Very interesting, a documentary. It’s the first time the art style isn’t easy to define. It’s a mix of CGI frames with rather common character designs. Most of the time we see robots doing their thing, and we don’t really see that many humans.
In any case, this documentary explains how The Matrix originated, why the robots took over control and more background information behind The Matrix. It’s a rather gruesome tale, which makes clear that humanity indeed got what it deserved. This film has been split in two, so the last remaining one will end this story.
In the beginning, humans constructed robots, and the robots fully obeyed the humans. The robot design was rather unrealistic, but it does bring over the point. The robots possessed AI, and they were treated rather badly. Still, entire armies of robots kept working for the humans, doing all of the hard, harsh and dirty jobs.
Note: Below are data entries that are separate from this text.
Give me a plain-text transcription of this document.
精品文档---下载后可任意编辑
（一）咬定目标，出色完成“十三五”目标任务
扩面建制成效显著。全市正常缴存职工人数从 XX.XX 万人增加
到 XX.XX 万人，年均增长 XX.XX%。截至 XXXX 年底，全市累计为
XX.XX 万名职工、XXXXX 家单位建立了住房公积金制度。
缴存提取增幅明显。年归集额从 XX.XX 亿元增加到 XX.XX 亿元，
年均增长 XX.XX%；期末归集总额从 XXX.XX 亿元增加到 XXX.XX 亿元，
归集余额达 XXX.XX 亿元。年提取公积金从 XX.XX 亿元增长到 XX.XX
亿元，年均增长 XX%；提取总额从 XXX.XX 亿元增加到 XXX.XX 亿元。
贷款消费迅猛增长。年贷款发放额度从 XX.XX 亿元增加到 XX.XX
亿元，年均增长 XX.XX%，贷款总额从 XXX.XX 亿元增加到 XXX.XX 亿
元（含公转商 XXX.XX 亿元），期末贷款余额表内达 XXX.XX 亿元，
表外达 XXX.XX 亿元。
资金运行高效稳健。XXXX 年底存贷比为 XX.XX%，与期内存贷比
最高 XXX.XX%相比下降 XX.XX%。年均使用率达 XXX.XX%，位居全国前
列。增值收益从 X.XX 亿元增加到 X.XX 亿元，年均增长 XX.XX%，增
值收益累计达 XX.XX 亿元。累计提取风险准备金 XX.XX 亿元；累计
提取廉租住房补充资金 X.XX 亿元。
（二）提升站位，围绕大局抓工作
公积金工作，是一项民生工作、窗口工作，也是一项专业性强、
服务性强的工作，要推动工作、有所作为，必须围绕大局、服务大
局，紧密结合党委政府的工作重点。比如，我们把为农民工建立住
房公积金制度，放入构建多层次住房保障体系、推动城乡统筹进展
Then, one robot stood up against its master, and killed him and his entire family. Because of this, humans got scared, and tried to dispose of the robots. What followed was a huge war in which the robots were shamelessly killed off in huge masses. People became to hate the machines. With passion. What follows is a couple of scenes showing the graveyards for these robots. It’s not funny when you realize how many of these were dumped. Entire ocean floors were filled with their corpses.
The surviving machines fled, in order to start a nation of their own, somewhere in Arabia. They called their nation “Zero-One”, or 01. They began to live a life of their own, improving their own AI and equipment. They then attempted to coexist with humans, and participate in the world economy. However.
The leaders of the humans, with their power degrading, didn’t feel anything for cooperation with the robots, who still had good intentions at that time. The robots, attempting to be recognized were killed off. What happens afterwards, we learn in the second part of The Second Renaissance.
Yet again, we’ve got lots of symbolism in this movie. The robots have been given a uniform and human-like design, like in most ancient robot movies. It’s not really realistic when you look at today’s huge diversity of machines. But by giving these robots human characteristics, this film does manage to give them a uniformity. Because of this, things don’t get unnecessarily complicated. And it also provokes some sympathy for these robots, like Matriculated tried to do. I’d say that The Second Renaissance managed to do this better than Matriculated.
Huge exterminations, like shown here, have occurred more often in the history of humanity, at times, even more extreme than this one. Most mass murderers never really got their equal payback (Incans vs. Spain, anyone?). This time, however, payback in the most extreme form arrives. Still, the fact does remain that people uninvolved got their payback as well. I guess that’s inevitable.
The question remains whether what the robots did was the right thing. After all, they were heavily abused, and revenge is sweet. Apparently, even for robots. Still, both the humans and the robots were wrong in this case. The humans for abusing the robots, and the robots for going through the extreme measures of locking the humans up. What happened to love and peace, everyone?